Mesoscale pressure perturbations originate from a variety of atmospheric processes (e.g., convective systems, gravity waves, frontal passages, etc.). This study uses a variational approach to combine numerical grids of surface pressure (at high spatial resolution) with observations (at high temporal resolution) to produce analysis grids that can be temporally filtered to isolate mesoscale perturbation features in space and time. The surface pressure observations utilized arise from a unique field campaign focused on seismic research. The Earthscope US Transportable Array (USArray) in-situ seismic network provides surface pressure observations at sampling frequencies of 1 and 40 Hz. Stations with pressure sensors were initially deployed in a pseudo-grid format across the central United States in 2010, reported for 1-2 years, and then were redeployed on the eastern edge of the network. At present, the array is finishing deployment along the east coast of the United States, with a subset of stations remaining in place for the next several years while the main array is deployed in Alaska.
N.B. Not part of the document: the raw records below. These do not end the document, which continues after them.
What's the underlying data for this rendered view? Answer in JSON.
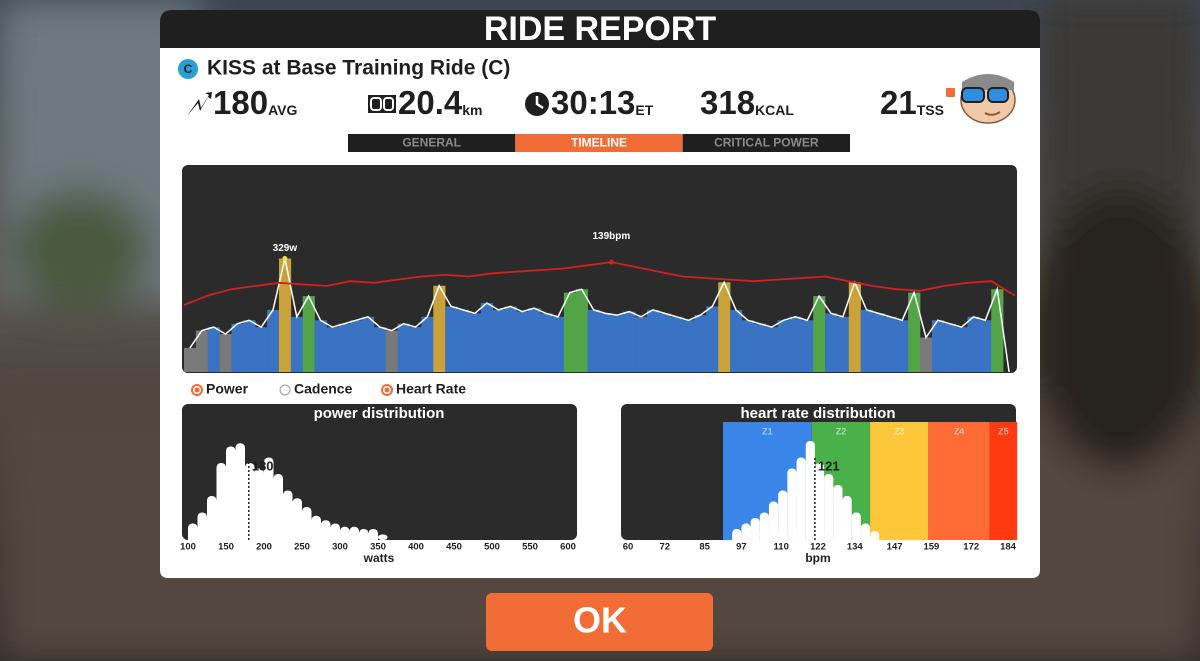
{
  "header": {
    "title": "RIDE REPORT"
  },
  "ride": {
    "category": "C",
    "name": "KISS at Base Training Ride (C)"
  },
  "stats": {
    "power": {
      "value": 180,
      "unit": "AVG"
    },
    "distance": {
      "value": 20.4,
      "unit": "km"
    },
    "time": {
      "value": "30:13",
      "unit": "ET"
    },
    "calories": {
      "value": 318,
      "unit": "KCAL"
    },
    "tss": {
      "value": 21,
      "unit": "TSS"
    }
  },
  "tabs": {
    "items": [
      "GENERAL",
      "TIMELINE",
      "CRITICAL POWER"
    ],
    "active": 1,
    "active_color": "#f26c35"
  },
  "timeline": {
    "power": {
      "values": [
        70,
        120,
        130,
        110,
        140,
        150,
        130,
        180,
        329,
        160,
        220,
        150,
        130,
        140,
        150,
        160,
        130,
        120,
        140,
        130,
        160,
        250,
        190,
        180,
        170,
        200,
        180,
        190,
        175,
        185,
        170,
        160,
        230,
        240,
        180,
        170,
        165,
        175,
        160,
        180,
        170,
        160,
        150,
        165,
        190,
        260,
        180,
        150,
        140,
        130,
        150,
        160,
        150,
        220,
        170,
        160,
        260,
        180,
        170,
        160,
        150,
        230,
        100,
        150,
        140,
        130,
        160,
        150,
        240,
        0
      ],
      "ylim": [
        0,
        600
      ],
      "line_color": "#ffffff",
      "zones": [
        {
          "to": 120,
          "color": "#7a7a7a"
        },
        {
          "to": 200,
          "color": "#3a73c4"
        },
        {
          "to": 240,
          "color": "#52a447"
        },
        {
          "to": 600,
          "color": "#c9a23a"
        }
      ],
      "peak_label": "329w",
      "peak_color": "#f0e050"
    },
    "heart_rate": {
      "values": [
        112,
        118,
        122,
        124,
        126,
        125,
        124,
        127,
        126,
        128,
        130,
        131,
        130,
        132,
        133,
        134,
        135,
        137,
        139,
        136,
        133,
        130,
        129,
        128,
        127,
        128,
        129,
        130,
        127,
        124,
        122,
        121,
        124,
        126,
        127,
        118
      ],
      "ylim": [
        70,
        200
      ],
      "color": "#d42020",
      "peak_label": "139bpm"
    },
    "legend": [
      {
        "name": "Power",
        "color": "#f26c35"
      },
      {
        "name": "Cadence",
        "color": "#ffffff"
      },
      {
        "name": "Heart Rate",
        "color": "#f26c35"
      }
    ]
  },
  "power_distribution": {
    "title": "power distribution",
    "xlabel": "watts",
    "xlim": [
      100,
      600
    ],
    "xticks": [
      100,
      150,
      200,
      250,
      300,
      350,
      400,
      450,
      500,
      550,
      600
    ],
    "ylim": [
      0,
      100
    ],
    "bins": [
      100,
      112.5,
      125,
      137.5,
      150,
      162.5,
      175,
      187.5,
      200,
      212.5,
      225,
      237.5,
      250,
      262.5,
      275,
      287.5,
      300,
      312.5,
      325,
      337.5,
      350,
      362.5
    ],
    "counts": [
      15,
      25,
      40,
      70,
      85,
      88,
      70,
      65,
      75,
      60,
      45,
      38,
      30,
      22,
      18,
      15,
      12,
      12,
      10,
      10,
      5
    ],
    "average": 180,
    "color": "#ffffff"
  },
  "heart_rate_distribution": {
    "title": "heart rate distribution",
    "xlabel": "bpm",
    "xlim": [
      60,
      184
    ],
    "xticks": [
      60,
      72,
      85,
      97,
      110,
      122,
      134,
      147,
      159,
      172,
      184
    ],
    "ylim": [
      0,
      100
    ],
    "bins": [
      94,
      97,
      100,
      103,
      106,
      109,
      112,
      115,
      118,
      121,
      124,
      127,
      130,
      133,
      136,
      139,
      142
    ],
    "counts": [
      10,
      15,
      20,
      25,
      35,
      45,
      65,
      75,
      90,
      70,
      60,
      50,
      40,
      25,
      15,
      8
    ],
    "average": 121,
    "color": "#ffffff",
    "zones": [
      {
        "name": "Z1",
        "from": 91,
        "to": 120,
        "color": "#3a86e8"
      },
      {
        "name": "Z2",
        "from": 120,
        "to": 139,
        "color": "#49b04a"
      },
      {
        "name": "Z3",
        "from": 139,
        "to": 158,
        "color": "#fdc73a"
      },
      {
        "name": "Z4",
        "from": 158,
        "to": 178,
        "color": "#ff6b35"
      },
      {
        "name": "Z5",
        "from": 178,
        "to": 187,
        "color": "#ff3a10"
      }
    ]
  },
  "button": {
    "label": "OK"
  }
}
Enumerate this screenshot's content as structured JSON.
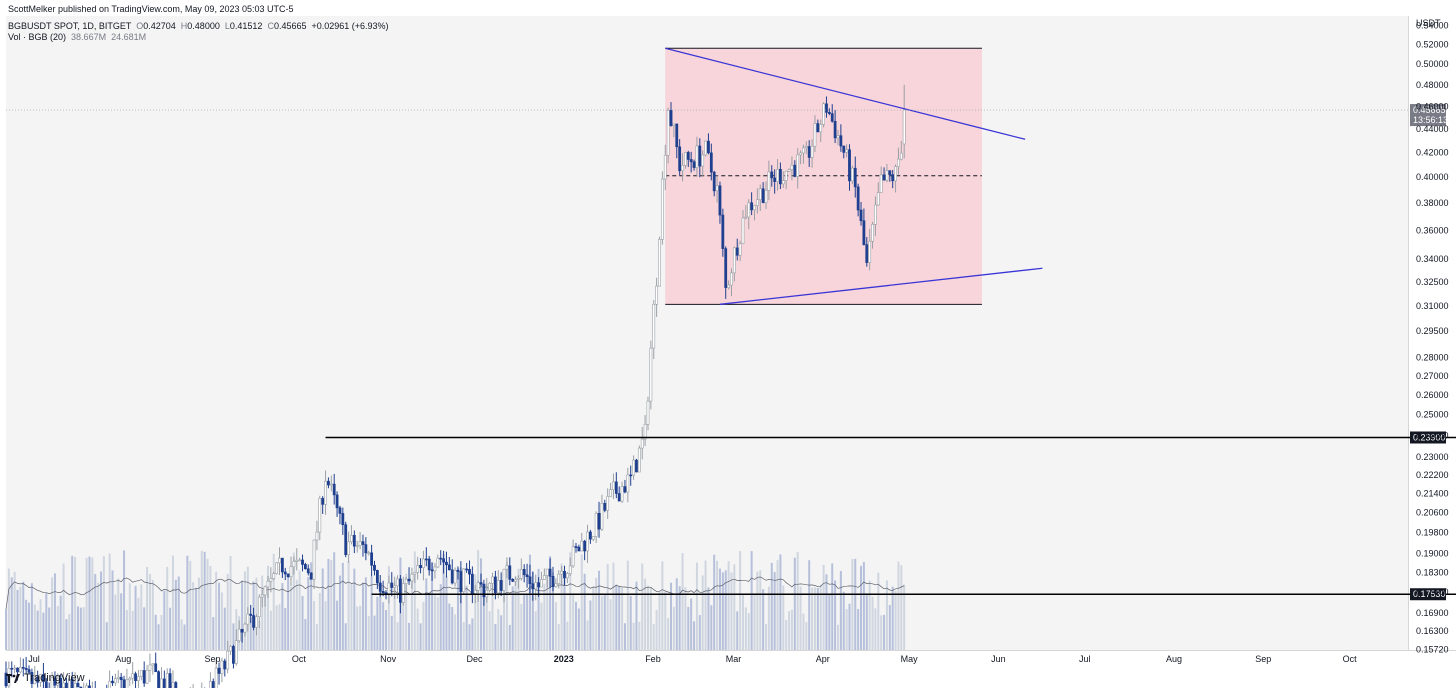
{
  "header": {
    "published": "ScottMelker published on TradingView.com, May 09, 2023 05:03 UTC-5",
    "symbol": "BGBUSDT SPOT, 1D, BITGET",
    "ohlc": {
      "o_label": "O",
      "o": "0.42704",
      "h_label": "H",
      "h": "0.48000",
      "l_label": "L",
      "l": "0.41512",
      "c_label": "C",
      "c": "0.45665",
      "change": "+0.02961 (+6.93%)"
    },
    "volume": {
      "label": "Vol · BGB (20)",
      "v1": "38.667M",
      "v2": "24.681M"
    }
  },
  "footer": {
    "brand": "TradingView"
  },
  "chart_data": {
    "type": "candlestick",
    "price_axis": {
      "unit": "USDT",
      "ticks": [
        "0.54000",
        "0.52000",
        "0.50000",
        "0.48000",
        "0.46000",
        "0.44000",
        "0.42000",
        "0.40000",
        "0.38000",
        "0.36000",
        "0.34000",
        "0.32500",
        "0.31000",
        "0.29500",
        "0.28000",
        "0.27000",
        "0.26000",
        "0.25000",
        "0.24000",
        "0.23000",
        "0.22200",
        "0.21400",
        "0.20600",
        "0.19800",
        "0.19000",
        "0.18300",
        "0.17600",
        "0.16900",
        "0.16300",
        "0.15720"
      ],
      "range": [
        0.157,
        0.55
      ],
      "scale": "log"
    },
    "time_axis": {
      "ticks": [
        "Jul",
        "Aug",
        "Sep",
        "Oct",
        "Nov",
        "Dec",
        "2023",
        "Feb",
        "Mar",
        "Apr",
        "May",
        "Jun",
        "Jul",
        "Aug",
        "Sep",
        "Oct"
      ],
      "range": [
        "2022-07-01",
        "2023-10-31"
      ]
    },
    "last_price": {
      "value": "0.45665",
      "countdown": "13:56:13"
    },
    "horizontal_lines": [
      {
        "value": 0.239,
        "label": "0.23900",
        "from": "2022-10-20"
      },
      {
        "value": 0.1753,
        "label": "0.17530",
        "from": "2022-11-05"
      }
    ],
    "range_box": {
      "from": "2023-02-15",
      "to": "2023-06-05",
      "top": 0.516,
      "bottom": 0.311,
      "mid": 0.401,
      "color": "#f8cdd3"
    },
    "trendlines": [
      {
        "x1": "2023-02-15",
        "y1": 0.516,
        "x2": "2023-06-20",
        "y2": 0.431,
        "color": "#3a35d6"
      },
      {
        "x1": "2023-03-06",
        "y1": 0.311,
        "x2": "2023-06-26",
        "y2": 0.334,
        "color": "#3a35d6"
      }
    ],
    "price_keypoints": [
      [
        "2022-07-01",
        0.15
      ],
      [
        "2022-07-15",
        0.146
      ],
      [
        "2022-08-01",
        0.143
      ],
      [
        "2022-08-20",
        0.15
      ],
      [
        "2022-09-05",
        0.14
      ],
      [
        "2022-09-15",
        0.152
      ],
      [
        "2022-09-25",
        0.168
      ],
      [
        "2022-10-05",
        0.186
      ],
      [
        "2022-10-15",
        0.184
      ],
      [
        "2022-10-20",
        0.222
      ],
      [
        "2022-10-27",
        0.194
      ],
      [
        "2022-11-03",
        0.192
      ],
      [
        "2022-11-08",
        0.18
      ],
      [
        "2022-11-15",
        0.176
      ],
      [
        "2022-11-28",
        0.19
      ],
      [
        "2022-12-05",
        0.181
      ],
      [
        "2022-12-15",
        0.177
      ],
      [
        "2022-12-25",
        0.184
      ],
      [
        "2023-01-02",
        0.178
      ],
      [
        "2023-01-12",
        0.186
      ],
      [
        "2023-01-22",
        0.201
      ],
      [
        "2023-01-28",
        0.214
      ],
      [
        "2023-02-03",
        0.22
      ],
      [
        "2023-02-08",
        0.24
      ],
      [
        "2023-02-12",
        0.33
      ],
      [
        "2023-02-16",
        0.46
      ],
      [
        "2023-02-20",
        0.41
      ],
      [
        "2023-03-01",
        0.42
      ],
      [
        "2023-03-05",
        0.39
      ],
      [
        "2023-03-08",
        0.32
      ],
      [
        "2023-03-15",
        0.375
      ],
      [
        "2023-03-25",
        0.4
      ],
      [
        "2023-04-05",
        0.415
      ],
      [
        "2023-04-12",
        0.46
      ],
      [
        "2023-04-18",
        0.42
      ],
      [
        "2023-04-22",
        0.39
      ],
      [
        "2023-04-26",
        0.335
      ],
      [
        "2023-05-01",
        0.395
      ],
      [
        "2023-05-06",
        0.402
      ],
      [
        "2023-05-08",
        0.427
      ],
      [
        "2023-05-09",
        0.45665
      ]
    ],
    "volume_series": {
      "ma_length": 20,
      "up_color": "#c9d0dc",
      "down_color": "#aab6d6"
    }
  }
}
The spring and summer seasons of 2011 are chosen for further analysis based on plentiful mesoscale pressure perturbations over the Central Plains where the array was located at that time. Background grids are generated from the first guess and analysis surface pressure grids of the hourly Real Time Mesoscale Analysis (RTMA). Utilizing the USArray observations and a modified University of Utah Two-Dimensional Variational Analysis (UU2DVAR) algorithm, analysis grids at five-minute intervals are produced. Analysis grids are filtered to identify prominent perturbation features over the geographical region assessed. Examples of high-impact mesoscale phenomena that traversed the USArray are provided.